Studying Elements of Personality: A Search for Better Outcomes

High treatment failure rates spur the search.

Personality has been widely studied in those with both AN and BN, but the relationship between personality and the two eating disorders still isn’t clear, according to a group of Italian researchers led by Dr. Laura Muzi at Sapienza University of Rome. She and her colleagues used a researcher-rated measure of personality traits as a way to correlate treatment outcome in those with AN and BN (Eat Weight Disord-Studies on Anorexia, Bulimia and Obesity. 2021 26:1195).

Early questions

Could personality disorder factors assessed through an empirical approach predict overall ED symptom impairment at the group level?  Could the clinical significance of ED symptomatic change at the individual level be predicted upon discharge from a psychodynamic oriented residentual treatment program? To better answer questions such as these,  Dr. Muzi and her colleagues designed a study using an empirically grounded clinician report and Q-sort procedure, the Shedler-Westen Assessment Procedure-200 (SWAP). Of note, the SWAP-200 assesses personality by having a clinician rate a patient based on 200 descriptions of personality traits. Participant self-reports of personality traits was not included.

The researchers’ study group included patients consecutively admitted to a specialized psychodynamic residential treatment center for eating disorders in Bologna (Italy) between December 2017 and November 2019. All participants were at least 18 years of age and had a DSM-5 diagnosis of AN or BN, established at intake using the Structured Clinical Interview for DSM-5 (SCID-5-CV). Twenty-six of the 142 patients declined to take part in the study. In the final study sample, 84 patients had AN, restricting subtype (AN-R), with an average BMI of 15.16. Fourteen met the criteria for AN-purging subtype, and had an average BMI of 16.82 . The remaining patients, all with BN, had an average baseline BMI of 22.85.

Most patients reported a weekly average of 14 dietary restrictions, 6 compensatory behaviors, and 4 binge-eating episodes. A majority, 66.6%, had premorbid personality disorder, as reported on the SCID-5-CV.  Nineteen had borderline personality disorder, 17 had obsessive-compulsive personality disorder, and 10 had avoidant personality disorder. Twenty-two patients also had a concurrent diagnosis of major depressive disorder, anxiety disorder, or obsessive-compulsive disorder.

A residential treatment program

Once in the study, patients participated in a full-time non-hospital-based and multidisciplinary residential program and were treated for an average of 5 1/2 months.
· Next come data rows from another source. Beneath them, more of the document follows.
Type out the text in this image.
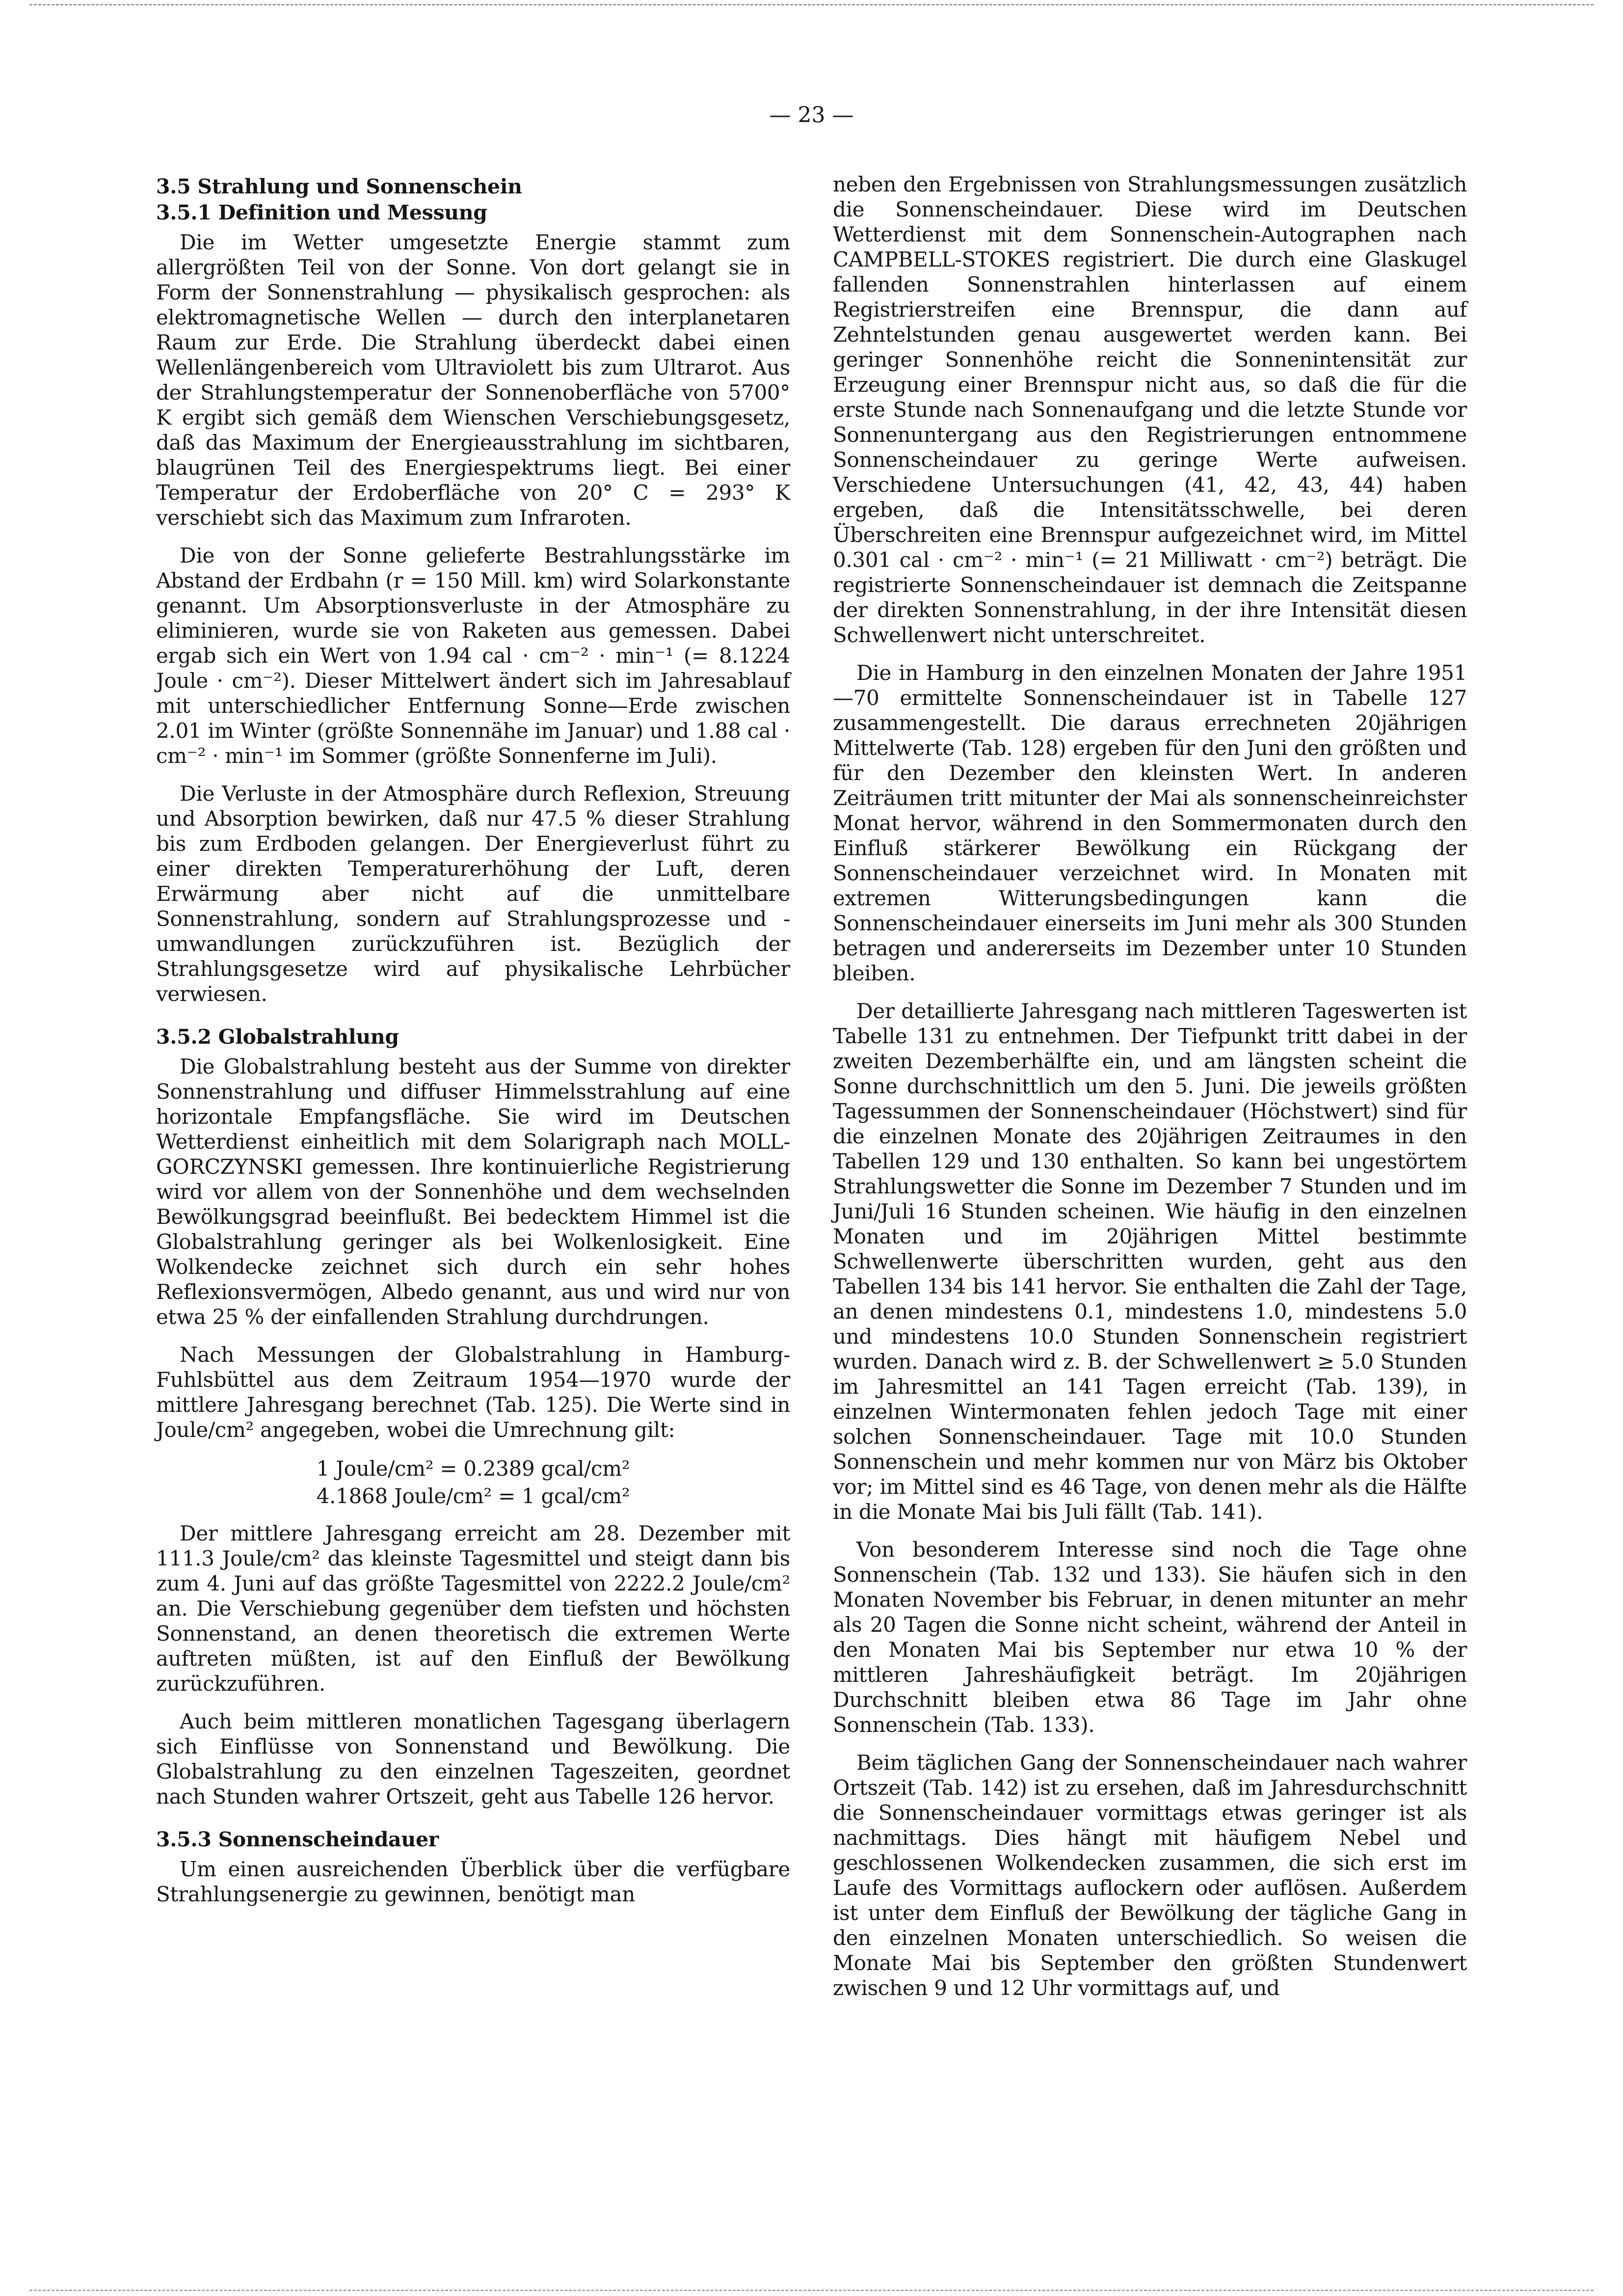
— 23 —
3.5 Strahlung und Sonnenschein
3.5.1 Definition und Messung

Die im Wetter umgesetzte Energie stammt zum allergrößten Teil von der Sonne. Von dort gelangt sie in Form der Sonnenstrahlung — physikalisch gesprochen: als elektromagnetische Wellen — durch den interplanetaren Raum zur Erde. Die Strahlung überdeckt dabei einen Wellenlängenbereich vom Ultraviolett bis zum Ultrarot. Aus der Strahlungstemperatur der Sonnenoberfläche von 5700° K ergibt sich gemäß dem Wienschen Verschiebungsgesetz, daß das Maximum der Energieausstrahlung im sichtbaren, blaugrünen Teil des Energiespektrums liegt. Bei einer Temperatur der Erdoberfläche von 20° C = 293° K verschiebt sich das Maximum zum Infraroten.

Die von der Sonne gelieferte Bestrahlungsstärke im Abstand der Erdbahn (r = 150 Mill. km) wird Solarkonstante genannt. Um Absorptionsverluste in der Atmosphäre zu eliminieren, wurde sie von Raketen aus gemessen. Dabei ergab sich ein Wert von 1.94 cal · cm⁻² · min⁻¹ (= 8.1224 Joule · cm⁻²). Dieser Mittelwert ändert sich im Jahresablauf mit unterschiedlicher Entfernung Sonne—Erde zwischen 2.01 im Winter (größte Sonnennähe im Januar) und 1.88 cal · cm⁻² · min⁻¹ im Sommer (größte Sonnenferne im Juli).

Die Verluste in der Atmosphäre durch Reflexion, Streuung und Absorption bewirken, daß nur 47.5 % dieser Strahlung bis zum Erdboden gelangen. Der Energieverlust führt zu einer direkten Temperaturerhöhung der Luft, deren Erwärmung aber nicht auf die unmittelbare Sonnenstrahlung, sondern auf Strahlungsprozesse und -umwandlungen zurückzuführen ist. Bezüglich der Strahlungsgesetze wird auf physikalische Lehrbücher verwiesen.

3.5.2 Globalstrahlung

Die Globalstrahlung besteht aus der Summe von direkter Sonnenstrahlung und diffuser Himmelsstrahlung auf eine horizontale Empfangsfläche. Sie wird im Deutschen Wetterdienst einheitlich mit dem Solarigraph nach MOLL-GORCZYNSKI gemessen. Ihre kontinuierliche Registrierung wird vor allem von der Sonnenhöhe und dem wechselnden Bewölkungsgrad beeinflußt. Bei bedecktem Himmel ist die Globalstrahlung geringer als bei Wolkenlosigkeit. Eine Wolkendecke zeichnet sich durch ein sehr hohes Reflexionsvermögen, Albedo genannt, aus und wird nur von etwa 25 % der einfallenden Strahlung durchdrungen.

Nach Messungen der Globalstrahlung in Hamburg-Fuhlsbüttel aus dem Zeitraum 1954—1970 wurde der mittlere Jahresgang berechnet (Tab. 125). Die Werte sind in Joule/cm² angegeben, wobei die Umrechnung gilt:

1 Joule/cm² = 0.2389 gcal/cm²
4.1868 Joule/cm² = 1 gcal/cm²

Der mittlere Jahresgang erreicht am 28. Dezember mit 111.3 Joule/cm² das kleinste Tagesmittel und steigt dann bis zum 4. Juni auf das größte Tagesmittel von 2222.2 Joule/cm² an. Die Verschiebung gegenüber dem tiefsten und höchsten Sonnenstand, an denen theoretisch die extremen Werte auftreten müßten, ist auf den Einfluß der Bewölkung zurückzuführen.

Auch beim mittleren monatlichen Tagesgang überlagern sich Einflüsse von Sonnenstand und Bewölkung. Die Globalstrahlung zu den einzelnen Tageszeiten, geordnet nach Stunden wahrer Ortszeit, geht aus Tabelle 126 hervor.

3.5.3 Sonnenscheindauer

Um einen ausreichenden Überblick über die verfügbare Strahlungsenergie zu gewinnen, benötigt man

neben den Ergebnissen von Strahlungsmessungen zusätzlich die Sonnenscheindauer. Diese wird im Deutschen Wetterdienst mit dem Sonnenschein-Autographen nach CAMPBELL-STOKES registriert. Die durch eine Glaskugel fallenden Sonnenstrahlen hinterlassen auf einem Registrierstreifen eine Brennspur, die dann auf Zehntelstunden genau ausgewertet werden kann. Bei geringer Sonnenhöhe reicht die Sonnenintensität zur Erzeugung einer Brennspur nicht aus, so daß die für die erste Stunde nach Sonnenaufgang und die letzte Stunde vor Sonnenuntergang aus den Registrierungen entnommene Sonnenscheindauer zu geringe Werte aufweisen. Verschiedene Untersuchungen (41, 42, 43, 44) haben ergeben, daß die Intensitätsschwelle, bei deren Überschreiten eine Brennspur aufgezeichnet wird, im Mittel 0.301 cal · cm⁻² · min⁻¹ (= 21 Milliwatt · cm⁻²) beträgt. Die registrierte Sonnenscheindauer ist demnach die Zeitspanne der direkten Sonnenstrahlung, in der ihre Intensität diesen Schwellenwert nicht unterschreitet.

Die in Hamburg in den einzelnen Monaten der Jahre 1951—70 ermittelte Sonnenscheindauer ist in Tabelle 127 zusammengestellt. Die daraus errechneten 20jährigen Mittelwerte (Tab. 128) ergeben für den Juni den größten und für den Dezember den kleinsten Wert. In anderen Zeiträumen tritt mitunter der Mai als sonnenscheinreichster Monat hervor, während in den Sommermonaten durch den Einfluß stärkerer Bewölkung ein Rückgang der Sonnenscheindauer verzeichnet wird. In Monaten mit extremen Witterungsbedingungen kann die Sonnenscheindauer einerseits im Juni mehr als 300 Stunden betragen und andererseits im Dezember unter 10 Stunden bleiben.

Der detaillierte Jahresgang nach mittleren Tageswerten ist Tabelle 131 zu entnehmen. Der Tiefpunkt tritt dabei in der zweiten Dezemberhälfte ein, und am längsten scheint die Sonne durchschnittlich um den 5. Juni. Die jeweils größten Tagessummen der Sonnenscheindauer (Höchstwert) sind für die einzelnen Monate des 20jährigen Zeitraumes in den Tabellen 129 und 130 enthalten. So kann bei ungestörtem Strahlungswetter die Sonne im Dezember 7 Stunden und im Juni/Juli 16 Stunden scheinen. Wie häufig in den einzelnen Monaten und im 20jährigen Mittel bestimmte Schwellenwerte überschritten wurden, geht aus den Tabellen 134 bis 141 hervor. Sie enthalten die Zahl der Tage, an denen mindestens 0.1, mindestens 1.0, mindestens 5.0 und mindestens 10.0 Stunden Sonnenschein registriert wurden. Danach wird z. B. der Schwellenwert ≥ 5.0 Stunden im Jahresmittel an 141 Tagen erreicht (Tab. 139), in einzelnen Wintermonaten fehlen jedoch Tage mit einer solchen Sonnenscheindauer. Tage mit 10.0 Stunden Sonnenschein und mehr kommen nur von März bis Oktober vor; im Mittel sind es 46 Tage, von denen mehr als die Hälfte in die Monate Mai bis Juli fällt (Tab. 141).

Von besonderem Interesse sind noch die Tage ohne Sonnenschein (Tab. 132 und 133). Sie häufen sich in den Monaten November bis Februar, in denen mitunter an mehr als 20 Tagen die Sonne nicht scheint, während der Anteil in den Monaten Mai bis September nur etwa 10 % der mittleren Jahreshäufigkeit beträgt. Im 20jährigen Durchschnitt bleiben etwa 86 Tage im Jahr ohne Sonnenschein (Tab. 133).

Beim täglichen Gang der Sonnenscheindauer nach wahrer Ortszeit (Tab. 142) ist zu ersehen, daß im Jahresdurchschnitt die Sonnenscheindauer vormittags etwas geringer ist als nachmittags. Dies hängt mit häufigem Nebel und geschlossenen Wolkendecken zusammen, die sich erst im Laufe des Vormittags auflockern oder auflösen. Außerdem ist unter dem Einfluß der Bewölkung der tägliche Gang in den einzelnen Monaten unterschiedlich. So weisen die Monate Mai bis September den größten Stundenwert zwischen 9 und 12 Uhr vormittags auf, und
A multidisciplinary team met on a weekly basis to discuss individual cases, and patients could select 24-hour supervision to help them interrupt repetitive and pervasive ED behaviors.  Each patient in the study also had individual psychotherapy once or twice a week, based on social, psychological, and nutritional factors.  Other activities included nutritional rehabilitation and counseling, meal support, intervention focusing on affective and emotional experience, skills training, recreational and art therapy, and social cooking classes.  The individual researchers administered a number of baseline questionnaires, including the Clinical Diagnostic Interview (CDI), the SWAP-200, the Outcome Questionnaire-45.2 (OQ-45.2), and the Eating Disorder Inventory-3 (EDI-3).

What did the study show?

The SWAP-200 scores showed positive associations between greater ED symptomatic impairment at discharge and paranoid, schizoid, and avoidant personality traits. Higher healthy personality functioning scores were related to lower ED symptom scores.

One interesting aspect of this work is that the treatment lasted for a relatively long time (a mean of 5.5 months). Also, personality traits were assessed by clinicians rather than by patient self-report. One can imagine this might have some limitations but perhaps also some advantages as well.

The authors had several suggestions of topics for future studies. For example, they felt that personality studies should measure the relationship between such variables as restrictive dieting and self-criticism and personality disorder features in greater depth. As previous studies have shown, a greater number of inappropriate compensatory behaviors per week negatively affect the likelihood of clinically significant or reliable symptomatic change.   Earlier age of ED onset also has been shown to predict more severe symptoms and a longer duration of illness (Eat Weight Disord. 2017; 22:491).